Lahir sekitar tahun 551 SM di kota
kecil Lu, kini masuk wilayah propinsi Shantung di timur laut daratan
Cina. Dalam usia muda ditinggal mati ayah, membuatnya hidup sengsara di
samping ibunya. Waktu berangkat dewasa dia jadi pegawai negeri kelas
teri tapi sesudah selang beberapa tahun dia memutuskan mendingan copot
diri saja. Sepanjang enam belas tahun berikutnya Kong Hu-Cu jadi guru,
sedikit demi sedikit mencari pengaruh dan pengikut anutan filosofinya.
Menginjak
umur lima puluh tahun bintangnya mulai bersinar karena dia dapat
kedudukan tinggi di pemerintahan kota Lu.Sang nasib baik rupanya tidak
selamanya ramah karena orang-orang yang dengki dengan ulah ini dan ulah
itu menyeretnya ke pengadilan sehingga bukan saja berhasil mencopotnya
dari kursi jabatan tapi juga membuatnya meninggalkan kota.
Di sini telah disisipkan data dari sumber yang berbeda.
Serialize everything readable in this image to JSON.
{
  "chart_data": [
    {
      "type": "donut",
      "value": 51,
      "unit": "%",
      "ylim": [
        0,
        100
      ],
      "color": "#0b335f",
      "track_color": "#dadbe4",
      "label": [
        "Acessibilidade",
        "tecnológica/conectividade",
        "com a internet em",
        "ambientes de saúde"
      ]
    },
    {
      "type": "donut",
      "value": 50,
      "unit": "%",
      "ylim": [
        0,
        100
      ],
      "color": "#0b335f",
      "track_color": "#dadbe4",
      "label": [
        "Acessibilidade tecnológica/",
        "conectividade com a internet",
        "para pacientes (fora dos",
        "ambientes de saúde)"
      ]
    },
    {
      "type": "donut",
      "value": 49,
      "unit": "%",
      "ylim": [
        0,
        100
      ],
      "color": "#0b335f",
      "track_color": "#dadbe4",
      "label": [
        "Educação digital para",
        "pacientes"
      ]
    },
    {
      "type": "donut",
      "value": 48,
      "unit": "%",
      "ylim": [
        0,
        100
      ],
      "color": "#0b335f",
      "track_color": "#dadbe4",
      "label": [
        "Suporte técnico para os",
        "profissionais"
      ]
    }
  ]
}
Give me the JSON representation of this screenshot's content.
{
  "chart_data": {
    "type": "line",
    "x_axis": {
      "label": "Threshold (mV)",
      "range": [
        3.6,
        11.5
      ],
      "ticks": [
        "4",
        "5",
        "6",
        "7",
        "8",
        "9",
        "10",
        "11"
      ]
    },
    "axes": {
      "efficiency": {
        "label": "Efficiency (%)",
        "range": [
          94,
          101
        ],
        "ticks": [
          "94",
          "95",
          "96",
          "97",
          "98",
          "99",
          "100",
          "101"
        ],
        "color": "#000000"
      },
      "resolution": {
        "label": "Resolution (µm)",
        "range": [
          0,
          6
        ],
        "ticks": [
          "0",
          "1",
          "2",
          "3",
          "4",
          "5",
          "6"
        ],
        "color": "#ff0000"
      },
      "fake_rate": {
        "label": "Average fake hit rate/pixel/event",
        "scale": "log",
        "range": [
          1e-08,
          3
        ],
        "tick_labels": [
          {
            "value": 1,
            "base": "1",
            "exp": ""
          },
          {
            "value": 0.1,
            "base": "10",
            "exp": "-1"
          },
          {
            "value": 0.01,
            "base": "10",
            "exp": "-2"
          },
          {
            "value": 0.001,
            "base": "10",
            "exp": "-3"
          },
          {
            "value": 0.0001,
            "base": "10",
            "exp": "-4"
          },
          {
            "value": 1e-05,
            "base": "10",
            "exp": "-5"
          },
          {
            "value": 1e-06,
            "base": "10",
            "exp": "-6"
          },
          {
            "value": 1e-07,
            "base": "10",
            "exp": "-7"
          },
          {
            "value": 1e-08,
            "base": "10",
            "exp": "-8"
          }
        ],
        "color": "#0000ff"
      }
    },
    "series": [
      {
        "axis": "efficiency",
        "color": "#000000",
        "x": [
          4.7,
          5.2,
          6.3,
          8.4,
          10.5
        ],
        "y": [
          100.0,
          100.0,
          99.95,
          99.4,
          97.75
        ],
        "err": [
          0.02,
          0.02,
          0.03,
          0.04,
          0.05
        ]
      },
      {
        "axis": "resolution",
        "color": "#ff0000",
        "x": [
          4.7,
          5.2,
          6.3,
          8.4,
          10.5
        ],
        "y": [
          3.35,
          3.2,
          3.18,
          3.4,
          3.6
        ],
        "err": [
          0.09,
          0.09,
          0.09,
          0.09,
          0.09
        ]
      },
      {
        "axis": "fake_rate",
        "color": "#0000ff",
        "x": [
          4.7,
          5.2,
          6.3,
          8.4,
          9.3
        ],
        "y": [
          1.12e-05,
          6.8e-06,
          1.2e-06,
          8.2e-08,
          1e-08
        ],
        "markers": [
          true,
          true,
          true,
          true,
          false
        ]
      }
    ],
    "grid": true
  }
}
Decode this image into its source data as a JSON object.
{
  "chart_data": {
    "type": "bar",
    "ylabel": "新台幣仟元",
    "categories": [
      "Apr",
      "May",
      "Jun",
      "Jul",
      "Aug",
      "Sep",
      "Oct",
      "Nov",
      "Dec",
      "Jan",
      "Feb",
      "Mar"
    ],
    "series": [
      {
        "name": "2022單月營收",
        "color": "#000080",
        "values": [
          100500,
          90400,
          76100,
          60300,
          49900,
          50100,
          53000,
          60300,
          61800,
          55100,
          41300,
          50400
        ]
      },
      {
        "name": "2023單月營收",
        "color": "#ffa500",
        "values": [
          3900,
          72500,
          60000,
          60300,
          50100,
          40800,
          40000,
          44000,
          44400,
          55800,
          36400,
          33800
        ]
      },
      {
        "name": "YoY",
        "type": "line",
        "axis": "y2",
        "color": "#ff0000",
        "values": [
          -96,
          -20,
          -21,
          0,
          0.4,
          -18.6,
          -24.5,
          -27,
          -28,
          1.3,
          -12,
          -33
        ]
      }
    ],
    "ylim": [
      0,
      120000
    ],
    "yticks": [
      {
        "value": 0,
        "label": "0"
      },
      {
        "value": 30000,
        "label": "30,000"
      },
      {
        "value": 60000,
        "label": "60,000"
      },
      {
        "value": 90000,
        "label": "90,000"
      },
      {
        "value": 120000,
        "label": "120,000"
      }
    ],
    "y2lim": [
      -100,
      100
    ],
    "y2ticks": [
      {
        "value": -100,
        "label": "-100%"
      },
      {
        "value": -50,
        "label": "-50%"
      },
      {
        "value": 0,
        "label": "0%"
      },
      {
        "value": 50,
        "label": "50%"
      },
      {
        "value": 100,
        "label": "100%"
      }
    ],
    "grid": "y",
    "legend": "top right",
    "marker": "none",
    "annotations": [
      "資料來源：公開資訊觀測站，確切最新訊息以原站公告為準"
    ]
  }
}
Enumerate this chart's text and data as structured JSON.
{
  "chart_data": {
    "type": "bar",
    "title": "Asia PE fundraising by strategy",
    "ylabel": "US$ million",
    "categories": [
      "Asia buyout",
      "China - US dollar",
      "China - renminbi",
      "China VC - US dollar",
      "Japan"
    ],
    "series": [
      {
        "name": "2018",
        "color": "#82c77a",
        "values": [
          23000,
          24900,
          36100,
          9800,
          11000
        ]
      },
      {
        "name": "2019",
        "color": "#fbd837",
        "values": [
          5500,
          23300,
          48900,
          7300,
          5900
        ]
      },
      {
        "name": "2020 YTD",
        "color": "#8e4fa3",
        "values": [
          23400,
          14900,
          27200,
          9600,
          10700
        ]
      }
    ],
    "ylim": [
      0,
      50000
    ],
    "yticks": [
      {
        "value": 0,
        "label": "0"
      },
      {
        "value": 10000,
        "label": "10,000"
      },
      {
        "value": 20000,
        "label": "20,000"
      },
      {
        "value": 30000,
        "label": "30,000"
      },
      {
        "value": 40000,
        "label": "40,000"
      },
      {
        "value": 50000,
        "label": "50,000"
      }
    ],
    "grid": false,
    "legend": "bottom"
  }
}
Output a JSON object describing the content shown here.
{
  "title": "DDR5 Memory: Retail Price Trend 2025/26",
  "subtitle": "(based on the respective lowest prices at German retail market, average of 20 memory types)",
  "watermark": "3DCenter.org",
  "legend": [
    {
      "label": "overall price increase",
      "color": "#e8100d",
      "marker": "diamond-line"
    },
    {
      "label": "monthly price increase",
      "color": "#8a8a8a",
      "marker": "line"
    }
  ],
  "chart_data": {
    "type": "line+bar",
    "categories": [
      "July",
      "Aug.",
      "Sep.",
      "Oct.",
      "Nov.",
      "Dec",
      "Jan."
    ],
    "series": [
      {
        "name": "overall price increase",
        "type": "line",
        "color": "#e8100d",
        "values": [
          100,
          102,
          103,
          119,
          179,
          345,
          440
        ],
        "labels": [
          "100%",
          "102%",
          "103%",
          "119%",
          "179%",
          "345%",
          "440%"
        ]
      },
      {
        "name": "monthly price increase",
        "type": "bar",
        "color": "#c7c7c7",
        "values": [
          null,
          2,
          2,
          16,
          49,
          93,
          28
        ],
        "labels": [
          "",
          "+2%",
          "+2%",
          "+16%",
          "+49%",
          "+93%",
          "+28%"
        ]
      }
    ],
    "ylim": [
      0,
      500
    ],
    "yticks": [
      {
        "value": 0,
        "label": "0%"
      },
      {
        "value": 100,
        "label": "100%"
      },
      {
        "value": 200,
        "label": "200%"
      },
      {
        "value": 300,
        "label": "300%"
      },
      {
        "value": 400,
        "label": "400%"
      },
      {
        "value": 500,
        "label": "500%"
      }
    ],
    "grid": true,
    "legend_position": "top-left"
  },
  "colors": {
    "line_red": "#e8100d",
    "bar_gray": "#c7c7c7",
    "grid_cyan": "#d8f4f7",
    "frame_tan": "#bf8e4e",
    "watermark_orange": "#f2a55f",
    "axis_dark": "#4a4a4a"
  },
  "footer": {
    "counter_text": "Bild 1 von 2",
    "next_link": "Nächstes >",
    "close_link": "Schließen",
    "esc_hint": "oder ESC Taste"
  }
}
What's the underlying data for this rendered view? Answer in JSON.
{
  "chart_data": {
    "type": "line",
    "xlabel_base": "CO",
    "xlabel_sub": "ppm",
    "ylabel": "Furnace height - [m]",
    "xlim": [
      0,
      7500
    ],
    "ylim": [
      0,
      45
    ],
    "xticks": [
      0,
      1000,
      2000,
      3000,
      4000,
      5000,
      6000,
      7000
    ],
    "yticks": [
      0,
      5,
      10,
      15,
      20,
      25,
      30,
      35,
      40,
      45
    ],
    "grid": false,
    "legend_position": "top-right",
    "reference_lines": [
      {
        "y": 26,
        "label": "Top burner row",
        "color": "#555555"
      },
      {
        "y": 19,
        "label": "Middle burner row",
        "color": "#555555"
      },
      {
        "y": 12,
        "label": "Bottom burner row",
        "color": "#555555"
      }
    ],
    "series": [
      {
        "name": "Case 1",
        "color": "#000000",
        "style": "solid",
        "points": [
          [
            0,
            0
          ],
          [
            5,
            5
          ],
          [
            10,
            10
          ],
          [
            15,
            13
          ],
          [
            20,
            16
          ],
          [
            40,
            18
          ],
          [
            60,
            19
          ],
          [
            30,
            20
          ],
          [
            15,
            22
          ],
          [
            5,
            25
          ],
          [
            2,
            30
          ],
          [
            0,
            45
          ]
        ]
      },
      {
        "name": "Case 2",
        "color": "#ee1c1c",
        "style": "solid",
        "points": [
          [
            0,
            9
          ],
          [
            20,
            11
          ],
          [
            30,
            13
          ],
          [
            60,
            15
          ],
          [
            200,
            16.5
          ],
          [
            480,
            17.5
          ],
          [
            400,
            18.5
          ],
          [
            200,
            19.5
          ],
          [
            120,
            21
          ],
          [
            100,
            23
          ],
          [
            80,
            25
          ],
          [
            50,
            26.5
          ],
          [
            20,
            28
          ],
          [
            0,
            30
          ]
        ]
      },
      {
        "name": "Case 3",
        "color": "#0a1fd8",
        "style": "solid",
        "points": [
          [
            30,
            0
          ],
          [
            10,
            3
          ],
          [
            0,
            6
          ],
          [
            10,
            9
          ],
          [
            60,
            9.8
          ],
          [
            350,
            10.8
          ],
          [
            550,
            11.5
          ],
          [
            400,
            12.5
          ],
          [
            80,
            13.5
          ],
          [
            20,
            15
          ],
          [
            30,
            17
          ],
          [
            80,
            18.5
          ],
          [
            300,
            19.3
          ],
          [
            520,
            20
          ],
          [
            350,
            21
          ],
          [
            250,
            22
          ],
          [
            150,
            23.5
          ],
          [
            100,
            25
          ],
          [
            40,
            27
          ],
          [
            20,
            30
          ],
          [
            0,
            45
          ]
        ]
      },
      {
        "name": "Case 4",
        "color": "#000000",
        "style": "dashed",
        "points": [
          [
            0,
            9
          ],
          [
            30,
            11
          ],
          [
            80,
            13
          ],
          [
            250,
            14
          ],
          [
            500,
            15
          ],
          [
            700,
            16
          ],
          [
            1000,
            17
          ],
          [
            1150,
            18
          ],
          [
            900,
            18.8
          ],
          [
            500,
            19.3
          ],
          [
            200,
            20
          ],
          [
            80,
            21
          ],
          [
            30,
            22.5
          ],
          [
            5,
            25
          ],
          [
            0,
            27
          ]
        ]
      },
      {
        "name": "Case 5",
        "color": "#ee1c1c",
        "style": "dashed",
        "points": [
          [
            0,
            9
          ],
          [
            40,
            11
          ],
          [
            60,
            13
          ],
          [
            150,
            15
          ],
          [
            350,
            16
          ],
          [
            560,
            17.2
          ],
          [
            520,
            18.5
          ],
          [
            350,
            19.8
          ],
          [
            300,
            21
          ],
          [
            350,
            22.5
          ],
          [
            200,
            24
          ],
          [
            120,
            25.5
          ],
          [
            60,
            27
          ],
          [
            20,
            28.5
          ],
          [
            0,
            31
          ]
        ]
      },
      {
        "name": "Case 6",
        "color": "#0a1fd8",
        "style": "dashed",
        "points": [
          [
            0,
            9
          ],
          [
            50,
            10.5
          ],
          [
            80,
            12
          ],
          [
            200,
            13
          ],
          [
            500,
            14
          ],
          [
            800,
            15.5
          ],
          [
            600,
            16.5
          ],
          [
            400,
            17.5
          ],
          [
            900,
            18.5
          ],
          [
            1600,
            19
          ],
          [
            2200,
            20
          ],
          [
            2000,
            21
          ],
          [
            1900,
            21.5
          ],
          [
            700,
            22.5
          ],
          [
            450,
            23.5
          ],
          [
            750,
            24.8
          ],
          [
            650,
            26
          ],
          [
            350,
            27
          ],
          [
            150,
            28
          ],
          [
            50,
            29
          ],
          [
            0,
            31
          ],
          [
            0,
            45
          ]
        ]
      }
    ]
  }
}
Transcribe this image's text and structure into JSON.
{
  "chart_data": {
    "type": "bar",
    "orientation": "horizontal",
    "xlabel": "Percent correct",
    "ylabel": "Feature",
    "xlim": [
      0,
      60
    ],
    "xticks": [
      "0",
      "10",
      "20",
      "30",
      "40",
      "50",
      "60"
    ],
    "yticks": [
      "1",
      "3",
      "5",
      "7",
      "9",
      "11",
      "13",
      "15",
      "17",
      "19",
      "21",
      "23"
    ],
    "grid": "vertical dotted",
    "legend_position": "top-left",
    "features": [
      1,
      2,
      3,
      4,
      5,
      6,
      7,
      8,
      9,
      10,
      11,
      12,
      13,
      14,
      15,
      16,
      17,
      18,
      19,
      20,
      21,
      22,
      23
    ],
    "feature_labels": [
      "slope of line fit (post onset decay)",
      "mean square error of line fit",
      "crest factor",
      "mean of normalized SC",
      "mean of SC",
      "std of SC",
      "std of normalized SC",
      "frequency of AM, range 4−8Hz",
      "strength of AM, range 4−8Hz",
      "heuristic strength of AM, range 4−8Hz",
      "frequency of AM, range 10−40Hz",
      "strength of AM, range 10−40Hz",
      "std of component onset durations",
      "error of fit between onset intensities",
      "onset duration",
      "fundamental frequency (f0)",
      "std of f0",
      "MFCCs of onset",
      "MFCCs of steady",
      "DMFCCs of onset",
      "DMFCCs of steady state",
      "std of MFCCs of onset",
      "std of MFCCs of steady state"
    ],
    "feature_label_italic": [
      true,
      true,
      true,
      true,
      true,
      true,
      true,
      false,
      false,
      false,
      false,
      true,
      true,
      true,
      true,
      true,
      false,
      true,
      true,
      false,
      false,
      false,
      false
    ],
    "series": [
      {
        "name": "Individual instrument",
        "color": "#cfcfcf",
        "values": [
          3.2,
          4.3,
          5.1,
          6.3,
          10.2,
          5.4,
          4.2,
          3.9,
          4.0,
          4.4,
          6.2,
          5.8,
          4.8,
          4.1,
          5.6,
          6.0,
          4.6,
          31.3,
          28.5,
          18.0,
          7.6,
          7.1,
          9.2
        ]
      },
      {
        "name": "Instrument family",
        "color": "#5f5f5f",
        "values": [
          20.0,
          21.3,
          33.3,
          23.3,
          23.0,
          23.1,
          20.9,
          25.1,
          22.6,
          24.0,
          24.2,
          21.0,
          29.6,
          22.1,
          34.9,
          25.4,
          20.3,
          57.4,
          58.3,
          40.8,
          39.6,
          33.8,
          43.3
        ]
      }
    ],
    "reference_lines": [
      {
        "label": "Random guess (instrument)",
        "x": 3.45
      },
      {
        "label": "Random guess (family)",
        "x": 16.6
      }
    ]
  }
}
Tak kurang
dari tiga belas tahun lamanya Kong Hu-Cu berkelana ke mana kaki
melangkah, jadi guru keliling, baru pulang kerumah asal lima tahun
sebelum wafatnya tahun 479 SM.
Kong Hu-Cu kerap dianggap selaku
pendiri sebuah agama; anggapan ini tentu saja meleset. Dia jarang
sekali mengkaitkan ajarannya dengan keTuhanan, menolak perbincangan alam
akhirat, dan mengelak tegas setiap omongan yang berhubungan dengan
soal-soal metaflsika. Dia -tak lebih dan tak kurang- seorang filosof
sekuler, cuma berurusan dengan masalah-masalah moral politik dan pribadi
serta tingkah laku akhlak.
Ada dua nilai yang teramat
penting, kata Kong Hu-Cu, yaitu “Yen” dan “Li:” “Yen” sering
diterjemahkan dengan kata “Cinta,” tapi sebetulnya lebih kena diartikan
“Keramah-tamahan dalam hubungan dengan seseorang.” “Li” dilukiskan
sebagai gabungan antara tingkah laku, ibadah, adat kebiasaan, tatakrama
dan sopan santun.
Pemujaan terhadap leluhur, dasar
bin dasarnya kepercayaan orang Cina bahkan sebelum lahirnya Kong Hu-Cu,
lebih diteguhkan lagi dengan titik berat kesetiaan kepada sanak
keluarga dan penghormatan terhadap orang tua. Ajaran Kong Hu-Cu juga
menggaris bawahi arti penting kemestian seorang istri menaruh hormat dan
taat kepada suami serta kemestian serupa dari seorang warga kepada
pemerintahannya. Ini agak berbeda dengan cerita-cerita rakyat Cina yang
senantiasa menentang tiap bentuk tirani. Kong Hu-Cu yakin, adanya negara
itu tak lain untuk melayani kepentingan rakyat, bukan terputar balik.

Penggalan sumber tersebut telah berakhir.